The FCC previously had strong net neutrality regulations put in place under the Barack Obama administration. Under the Donald Trump administration, the FCC voted on Thursday to undo those rules and effectively remove the FCC from regulating internet providers.

The bill means the FCC would be required to enforce some elements of net neutrality. Under the new bill, internet providers would not be able to block websites or throttle internet speeds, which are the most basic rules that open internet supporters advocate for.

It would, however, leave the door open for internet providers to begin segmenting their networks and begin charging content providers like Google, Facebook, and other companies for better access to users.
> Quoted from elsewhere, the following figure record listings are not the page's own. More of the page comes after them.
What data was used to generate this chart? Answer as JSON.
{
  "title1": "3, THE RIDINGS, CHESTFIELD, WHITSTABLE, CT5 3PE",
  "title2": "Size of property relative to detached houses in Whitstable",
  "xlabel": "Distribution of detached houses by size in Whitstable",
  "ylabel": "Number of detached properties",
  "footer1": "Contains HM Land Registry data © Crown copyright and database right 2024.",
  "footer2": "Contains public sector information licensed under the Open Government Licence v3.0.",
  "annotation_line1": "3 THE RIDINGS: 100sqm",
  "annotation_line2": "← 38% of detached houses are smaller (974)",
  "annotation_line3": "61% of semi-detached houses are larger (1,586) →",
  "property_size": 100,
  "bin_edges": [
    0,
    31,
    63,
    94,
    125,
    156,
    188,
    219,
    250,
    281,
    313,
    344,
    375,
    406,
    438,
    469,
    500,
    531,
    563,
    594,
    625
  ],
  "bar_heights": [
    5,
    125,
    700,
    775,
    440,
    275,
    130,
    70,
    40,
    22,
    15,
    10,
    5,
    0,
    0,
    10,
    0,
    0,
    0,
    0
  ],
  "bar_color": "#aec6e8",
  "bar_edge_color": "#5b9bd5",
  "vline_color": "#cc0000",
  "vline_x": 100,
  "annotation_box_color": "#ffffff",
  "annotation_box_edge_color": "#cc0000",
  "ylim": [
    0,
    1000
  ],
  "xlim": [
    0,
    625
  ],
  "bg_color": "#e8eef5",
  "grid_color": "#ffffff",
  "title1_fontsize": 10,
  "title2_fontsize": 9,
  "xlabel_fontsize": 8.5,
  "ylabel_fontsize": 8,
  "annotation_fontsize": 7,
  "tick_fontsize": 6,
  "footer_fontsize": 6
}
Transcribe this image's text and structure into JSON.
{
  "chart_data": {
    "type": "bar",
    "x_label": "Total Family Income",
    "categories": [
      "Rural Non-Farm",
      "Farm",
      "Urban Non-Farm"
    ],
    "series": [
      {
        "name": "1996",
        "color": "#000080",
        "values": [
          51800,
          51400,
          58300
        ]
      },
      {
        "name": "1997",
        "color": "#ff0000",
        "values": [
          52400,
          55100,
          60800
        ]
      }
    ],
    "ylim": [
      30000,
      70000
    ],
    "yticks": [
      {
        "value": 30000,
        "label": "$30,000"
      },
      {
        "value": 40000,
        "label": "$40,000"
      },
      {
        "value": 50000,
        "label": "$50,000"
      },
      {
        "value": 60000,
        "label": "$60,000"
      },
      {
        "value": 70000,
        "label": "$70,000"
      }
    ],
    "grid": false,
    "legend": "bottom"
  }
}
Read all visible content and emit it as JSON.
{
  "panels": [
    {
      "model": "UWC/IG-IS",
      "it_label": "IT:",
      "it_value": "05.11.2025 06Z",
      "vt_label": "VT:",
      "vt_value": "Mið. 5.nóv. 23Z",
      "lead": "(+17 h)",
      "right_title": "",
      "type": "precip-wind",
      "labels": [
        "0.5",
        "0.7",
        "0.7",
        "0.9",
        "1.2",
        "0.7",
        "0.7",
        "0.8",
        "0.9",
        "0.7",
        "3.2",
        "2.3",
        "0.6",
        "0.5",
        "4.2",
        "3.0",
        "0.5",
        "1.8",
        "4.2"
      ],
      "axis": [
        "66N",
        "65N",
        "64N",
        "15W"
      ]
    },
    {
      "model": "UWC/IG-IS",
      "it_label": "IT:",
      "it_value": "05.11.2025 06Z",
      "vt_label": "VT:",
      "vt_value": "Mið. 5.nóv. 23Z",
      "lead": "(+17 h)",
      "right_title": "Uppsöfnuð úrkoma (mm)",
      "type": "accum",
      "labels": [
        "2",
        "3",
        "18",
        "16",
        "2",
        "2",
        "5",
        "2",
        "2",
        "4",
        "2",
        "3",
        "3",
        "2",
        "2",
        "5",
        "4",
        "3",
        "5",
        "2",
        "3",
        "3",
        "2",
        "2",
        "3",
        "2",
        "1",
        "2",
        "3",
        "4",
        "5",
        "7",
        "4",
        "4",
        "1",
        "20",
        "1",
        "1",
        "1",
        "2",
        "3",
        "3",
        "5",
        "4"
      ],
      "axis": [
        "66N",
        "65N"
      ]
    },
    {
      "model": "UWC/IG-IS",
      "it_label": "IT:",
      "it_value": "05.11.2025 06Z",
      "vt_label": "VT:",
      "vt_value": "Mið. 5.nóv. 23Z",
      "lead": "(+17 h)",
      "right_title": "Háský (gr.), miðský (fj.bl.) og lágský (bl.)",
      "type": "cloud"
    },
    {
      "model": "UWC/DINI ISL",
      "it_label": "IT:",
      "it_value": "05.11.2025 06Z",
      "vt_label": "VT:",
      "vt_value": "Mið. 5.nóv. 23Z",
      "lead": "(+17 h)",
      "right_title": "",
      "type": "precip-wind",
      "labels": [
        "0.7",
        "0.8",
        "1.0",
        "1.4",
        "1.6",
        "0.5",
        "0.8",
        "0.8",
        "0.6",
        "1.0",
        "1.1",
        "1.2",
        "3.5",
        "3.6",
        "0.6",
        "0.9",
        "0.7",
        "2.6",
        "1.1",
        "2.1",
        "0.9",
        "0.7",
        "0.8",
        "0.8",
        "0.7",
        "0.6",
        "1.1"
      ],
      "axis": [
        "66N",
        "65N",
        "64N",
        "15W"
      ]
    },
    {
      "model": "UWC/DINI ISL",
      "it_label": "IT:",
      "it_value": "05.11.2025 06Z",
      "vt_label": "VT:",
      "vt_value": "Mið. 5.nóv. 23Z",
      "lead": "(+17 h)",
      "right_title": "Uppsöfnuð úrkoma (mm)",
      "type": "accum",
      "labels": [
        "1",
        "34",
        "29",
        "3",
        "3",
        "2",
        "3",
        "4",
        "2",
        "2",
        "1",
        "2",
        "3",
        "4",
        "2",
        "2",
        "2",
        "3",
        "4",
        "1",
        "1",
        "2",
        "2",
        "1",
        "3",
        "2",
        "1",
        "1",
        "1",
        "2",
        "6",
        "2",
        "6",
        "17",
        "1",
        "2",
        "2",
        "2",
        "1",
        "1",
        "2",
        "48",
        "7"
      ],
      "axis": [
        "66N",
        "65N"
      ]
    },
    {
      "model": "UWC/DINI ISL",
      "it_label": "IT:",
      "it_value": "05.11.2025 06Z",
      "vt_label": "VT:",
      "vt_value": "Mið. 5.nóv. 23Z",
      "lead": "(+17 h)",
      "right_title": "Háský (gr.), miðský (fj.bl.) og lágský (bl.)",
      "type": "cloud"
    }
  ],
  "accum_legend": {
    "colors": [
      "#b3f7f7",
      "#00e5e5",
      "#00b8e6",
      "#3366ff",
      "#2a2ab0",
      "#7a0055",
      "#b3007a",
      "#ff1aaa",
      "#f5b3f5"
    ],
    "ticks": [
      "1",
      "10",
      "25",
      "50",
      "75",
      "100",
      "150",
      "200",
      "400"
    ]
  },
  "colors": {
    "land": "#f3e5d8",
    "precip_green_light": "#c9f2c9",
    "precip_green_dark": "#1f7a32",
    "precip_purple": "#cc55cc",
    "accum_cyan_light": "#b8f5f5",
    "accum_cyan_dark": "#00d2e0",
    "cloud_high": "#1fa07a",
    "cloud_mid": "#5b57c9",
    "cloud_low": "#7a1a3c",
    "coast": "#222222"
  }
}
Net neutrality advocates have warned that allowing internet providers to manipulate their networks would effectively destroy the internet, hurting entrepreneurs and passing on higher costs to consumers.

The bill is being championed by Republican Congresswoman Marsha Blackburn, who has previously introduced net neutrality-related legislation. She gave her first interview on the bill to, claiming that the bill will "settle the net neutrality debate" and "codify the rules of a free and open internet."

It will also define "reasonable network management practices," a term that is used to reference how internet providers are allowed to manipulate their network so that internet traffic flows efficiently.

Under the bill, the FCC would enforce these rules but also be explicitly prevented from stopping internet providers from creating fast lanes. The Federal Trade Commission is currently tasked with overseeing those kinds of business dealings and would continue to do so under the bill.

More broadly, if the legislation passed the House of Representatives and the Senate, it would put into law the changes recently made by the FCC. Those changes would be difficult to undo in the future.